Static vs Dynamic Image Logs: A 25x Class-Error Drop from Data Choice Alone

There is a comfortable story machine-learning teams like to tell, in which a hard problem yields to a better architecture: a deeper backbone, a smarter attention mechanism, one more clever loss term, and the metric moves. It is also, for a large class of subsurface problems, wrong. In our roughly twenty-month engagement with a mid-sized Middle East carbonate operator, the single largest jump in fracture-detection accuracy we ever measured came from changing nothing in the model at all. Same Detection-Transformer pipeline, same ResNet-10 backbone, same four-layer encoder and decoder, same Hungarian matching loss, same learning rate. We swapped the input from a static image-log representation to a dynamic one, retrained, and watched classification error fall from 63.45% to 2.536% — roughly a twenty-five-fold improvement, from a model that was effectively guessing to one that was deployable. This piece is about why one curve on a high-resolution borehole image log can carry so much of a model's fate, and why the same swap done for vugs would have made things worse.

Two normalisations of the same physics

A high-resolution borehole imaging tool does not record a picture. It records resistivity — an array of button-electrode measurements pressed against the borehole wall — and what reaches a petrophysicist is a normalised false-colour image derived from those raw curves. There are two standard normalisations, and the distinction is not cosmetic.
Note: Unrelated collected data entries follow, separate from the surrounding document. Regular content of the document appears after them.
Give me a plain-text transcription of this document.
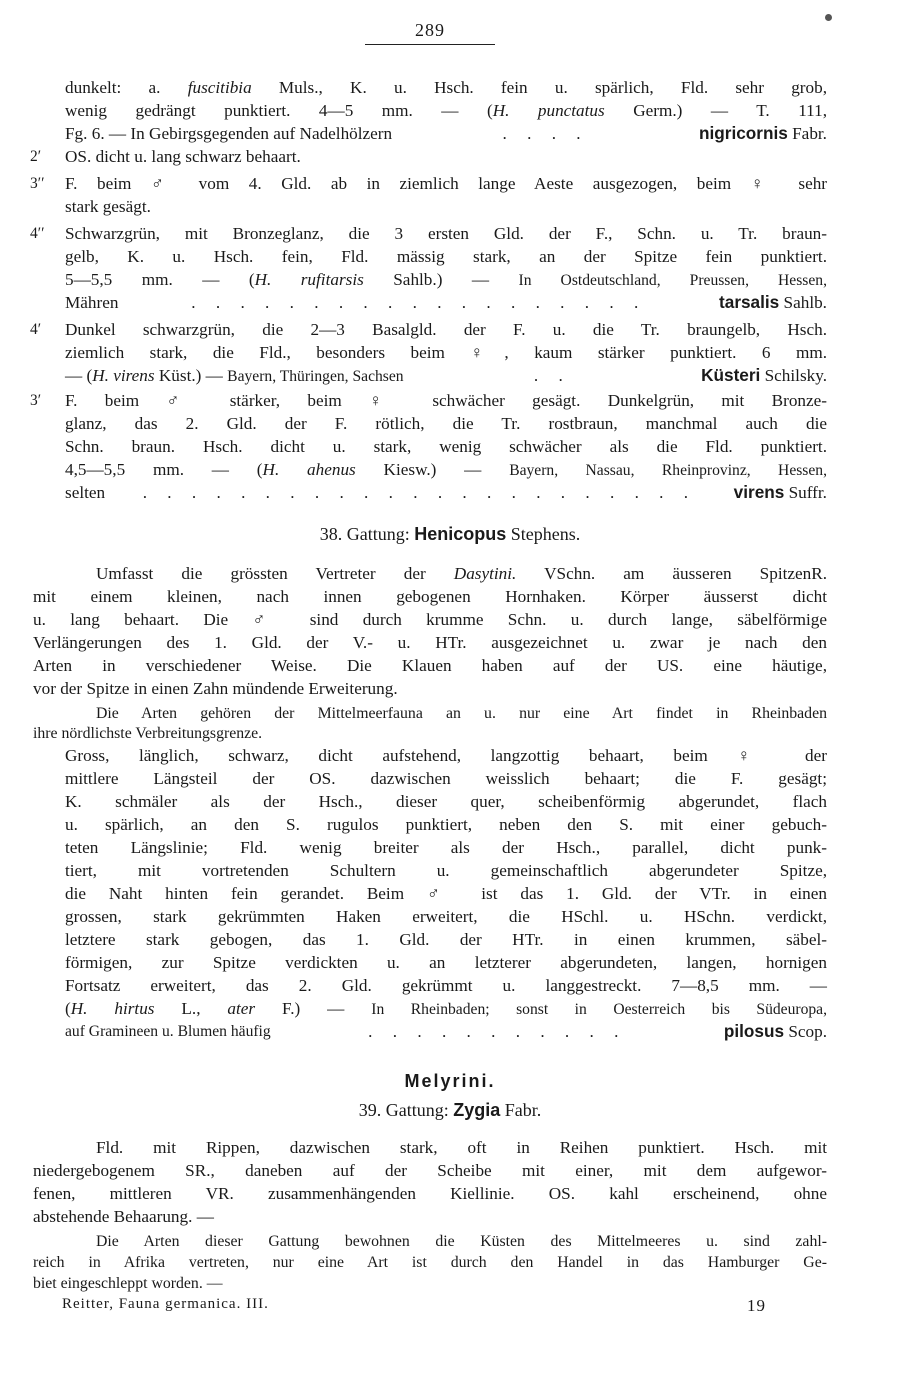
289
dunkelt: a. fuscitibia Muls., K. u. Hsch. fein u. spärlich, Fld. sehr grob,
wenig gedrängt punktiert. 4—5 mm. — (H. punctatus Germ.) — T. 111,
Fg. 6. — In Gebirgsgegenden auf Nadelhölzern	. . . .	nigricornis Fabr.
2′	OS. dicht u. lang schwarz behaart.
3′′	F. beim ♂ vom 4. Gld. ab in ziemlich lange Aeste ausgezogen, beim ♀ sehr
stark gesägt.
4′′	Schwarzgrün, mit Bronzeglanz, die 3 ersten Gld. der F., Schn. u. Tr. braun-
gelb, K. u. Hsch. fein, Fld. mässig stark, an der Spitze fein punktiert.
5—5,5 mm. — (H. rufitarsis Sahlb.) — In Ostdeutschland, Preussen, Hessen,
Mähren	. . . . . . . . . . . . . . . . . . .	tarsalis Sahlb.
4′	Dunkel schwarzgrün, die 2—3 Basalgld. der F. u. die Tr. braungelb, Hsch.
ziemlich stark, die Fld., besonders beim ♀, kaum stärker punktiert. 6 mm.
— (H. virens Küst.) — Bayern, Thüringen, Sachsen	. .	Küsteri Schilsky.
3′	F. beim ♂ stärker, beim ♀ schwächer gesägt. Dunkelgrün, mit Bronze-
glanz, das 2. Gld. der F. rötlich, die Tr. rostbraun, manchmal auch die
Schn. braun. Hsch. dicht u. stark, wenig schwächer als die Fld. punktiert.
4,5—5,5 mm. — (H. ahenus Kiesw.) — Bayern, Nassau, Rheinprovinz, Hessen,
selten . . . . . . . . . . . . . . . . . . . . . . . virens Suffr.
38. Gattung: Henicopus Stephens.
Umfasst die grössten Vertreter der Dasytini. VSchn. am äusseren SpitzenR.
mit einem kleinen, nach innen gebogenen Hornhaken. Körper äusserst dicht
u. lang behaart. Die ♂ sind durch krumme Schn. u. durch lange, säbelförmige
Verlängerungen des 1. Gld. der V.- u. HTr. ausgezeichnet u. zwar je nach den
Arten in verschiedener Weise. Die Klauen haben auf der US. eine häutige,
vor der Spitze in einen Zahn mündende Erweiterung.
Die Arten gehören der Mittelmeerfauna an u. nur eine Art findet in Rheinbaden
ihre nördlichste Verbreitungsgrenze.
Gross, länglich, schwarz, dicht aufstehend, langzottig behaart, beim ♀ der
mittlere Längsteil der OS. dazwischen weisslich behaart; die F. gesägt;
K. schmäler als der Hsch., dieser quer, scheibenförmig abgerundet, flach
u. spärlich, an den S. rugulos punktiert, neben den S. mit einer gebuch-
teten Längslinie; Fld. wenig breiter als der Hsch., parallel, dicht punk-
tiert, mit vortretenden Schultern u. gemeinschaftlich abgerundeter Spitze,
die Naht hinten fein gerandet. Beim ♂ ist das 1. Gld. der VTr. in einen
grossen, stark gekrümmten Haken erweitert, die HSchl. u. HSchn. verdickt,
letztere stark gebogen, das 1. Gld. der HTr. in einen krummen, säbel-
förmigen, zur Spitze verdickten u. an letzterer abgerundeten, langen, hornigen
Fortsatz erweitert, das 2. Gld. gekrümmt u. langgestreckt. 7—8,5 mm. —
(H. hirtus L., ater F.) — In Rheinbaden; sonst in Oesterreich bis Südeuropa,
auf Gramineen u. Blumen häufig	. . . . . . . . . . .	pilosus Scop.
Melyrini.
39. Gattung: Zygia Fabr.
Fld. mit Rippen, dazwischen stark, oft in Reihen punktiert. Hsch. mit
niedergebogenem SR., daneben auf der Scheibe mit einer, mit dem aufgewor-
fenen, mittleren VR. zusammenhängenden Kiellinie. OS. kahl erscheinend, ohne
abstehende Behaarung. —
Die Arten dieser Gattung bewohnen die Küsten des Mittelmeeres u. sind zahl-
reich in Afrika vertreten, nur eine Art ist durch den Handel in das Hamburger Ge-
biet eingeschleppt worden. —
Reitter, Fauna germanica. III.	19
The static image applies a single colour scale across the whole logged interval — one mapping from resistivity to colour, fixed for hundreds of metres of well. It preserves absolute, formation-scale contrast: a tight, resistive carbonate versus a conductive shale streak reads correctly across the entire log. What it sacrifices is local detail. A hairline fracture inside an already-resistive bed is a small perturbation on top of a large absolute value, and a global colour scale flattens it into the background.

The dynamic image applies a sliding normalisation — a moving window, typically on the order of a metre or two, that rescales contrast locally as it travels down the borehole. Within each window the full colour range is stretched across whatever resistivity span is present. Absolute comparability is lost; what you gain is exactly what a global scale destroys — sharp, local, high-frequency contrast. A faint sinusoid that was a rounding error on the static image becomes a crisp, traceable curve on the dynamic one.
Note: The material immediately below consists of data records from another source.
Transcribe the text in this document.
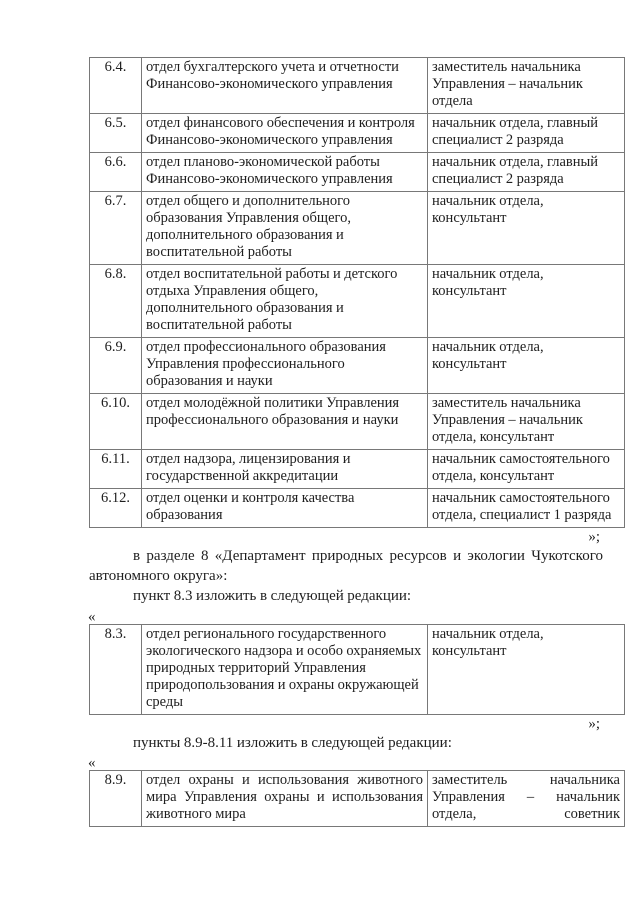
6.4.	отдел бухгалтерского учета и отчетности Финансово-экономического управления	заместитель начальника Управления – начальник отдела
6.5.	отдел финансового обеспечения и контроля Финансово-экономического управления	начальник отдела, главный специалист 2 разряда
6.6.	отдел планово-экономической работы Финансово-экономического управления	начальник отдела, главный специалист 2 разряда
6.7.	отдел общего и дополнительного образования Управления общего, дополнительного образования и воспитательной работы	начальник отдела, консультант
6.8.	отдел воспитательной работы и детского отдыха Управления общего, дополнительного образования и воспитательной работы	начальник отдела, консультант
6.9.	отдел профессионального образования Управления профессионального образования и науки	начальник отдела, консультант
6.10.	отдел молодёжной политики Управления профессионального образования и науки	заместитель начальника Управления – начальник отдела, консультант
6.11.	отдел надзора, лицензирования и государственной аккредитации	начальник самостоятельного отдела, консультант
6.12.	отдел оценки и контроля качества образования	начальник самостоятельного отдела, специалист 1 разряда
»;

в разделе 8 «Департамент природных ресурсов и экологии Чукотского автономного округа»:

пункт 8.3 изложить в следующей редакции:

«
8.3.	отдел регионального государственного экологического надзора и особо охраняемых природных территорий Управления природопользования и охраны окружающей среды	начальник отдела, консультант
»;

пункты 8.9-8.11 изложить в следующей редакции:

«
8.9.	отдел охраны и использования животного мира Управления охраны и использования животного мира	заместитель начальника Управления – начальник отдела, советник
For a human interpreter this is a known trade-off, and good petrophysicists flip between both views by habit. For a machine-learning model it is more consequential: it is a choice of what information the network is even able to see. And in the raw numbers the two representations are not subtle variants of each other. In our data the dynamic channel lived in a clean, bounded 0–255 range; the static curves, before normalisation, sprawled across roughly −10⁴ to 10⁴. These are two different signals with two different dynamic ranges, and a model keys on whichever contrast it is handed.
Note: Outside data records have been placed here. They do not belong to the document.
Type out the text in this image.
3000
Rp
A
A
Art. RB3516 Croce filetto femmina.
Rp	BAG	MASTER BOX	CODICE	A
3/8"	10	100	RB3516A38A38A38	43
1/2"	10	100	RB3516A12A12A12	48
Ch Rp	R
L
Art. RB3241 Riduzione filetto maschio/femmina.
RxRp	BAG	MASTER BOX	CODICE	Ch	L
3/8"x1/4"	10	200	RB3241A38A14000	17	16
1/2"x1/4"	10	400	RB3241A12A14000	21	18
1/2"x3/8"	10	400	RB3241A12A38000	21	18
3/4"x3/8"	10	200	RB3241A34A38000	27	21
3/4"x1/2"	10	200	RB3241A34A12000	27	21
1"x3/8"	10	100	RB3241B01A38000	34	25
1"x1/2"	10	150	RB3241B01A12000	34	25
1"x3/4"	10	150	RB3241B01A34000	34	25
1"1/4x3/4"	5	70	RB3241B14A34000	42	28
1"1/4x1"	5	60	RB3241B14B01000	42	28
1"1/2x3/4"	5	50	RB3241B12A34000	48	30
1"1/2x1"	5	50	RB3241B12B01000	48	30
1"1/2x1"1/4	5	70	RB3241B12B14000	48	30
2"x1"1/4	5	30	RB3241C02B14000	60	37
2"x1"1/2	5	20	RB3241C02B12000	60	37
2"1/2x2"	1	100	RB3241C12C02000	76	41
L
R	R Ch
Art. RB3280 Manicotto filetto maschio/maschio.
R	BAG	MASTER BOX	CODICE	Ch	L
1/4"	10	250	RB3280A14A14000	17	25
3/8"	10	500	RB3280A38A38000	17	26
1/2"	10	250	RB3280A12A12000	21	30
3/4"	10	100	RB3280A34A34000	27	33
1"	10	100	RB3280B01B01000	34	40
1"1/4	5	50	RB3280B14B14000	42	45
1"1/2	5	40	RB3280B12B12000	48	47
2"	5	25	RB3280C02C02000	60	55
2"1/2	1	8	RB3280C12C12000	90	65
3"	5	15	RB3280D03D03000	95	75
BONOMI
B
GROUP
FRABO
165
Why the detector cares so much

The fracture model is a DETR-style set-prediction detector. It emits a fixed set of learned queries, each of which regresses the depth, dip, and azimuth of one sinusoid and decides whether a sinusoid is there at all. The whole apparatus rests on the model finding the trace of the sine wave in the image: its features, its attention, its matching cost are all downstream of contrast along that curve.

Hand that detector a static image and you have asked it to find a low-amplitude signal buried in a representation that, by construction, suppresses local amplitude. The matching loss can only assign queries to fractures it can resolve; the focal classification term can only separate foreground from background where there is contrast to separate on. With the sinusoid faded into the formation, the model hallucinates and misses in roughly equal measure — which is precisely what a 63.45% classification error describes. Hand it the dynamic image, where every fracture is locally stretched to full contrast, and the same network has a clean signal to lock onto. The error collapses to 2.536%.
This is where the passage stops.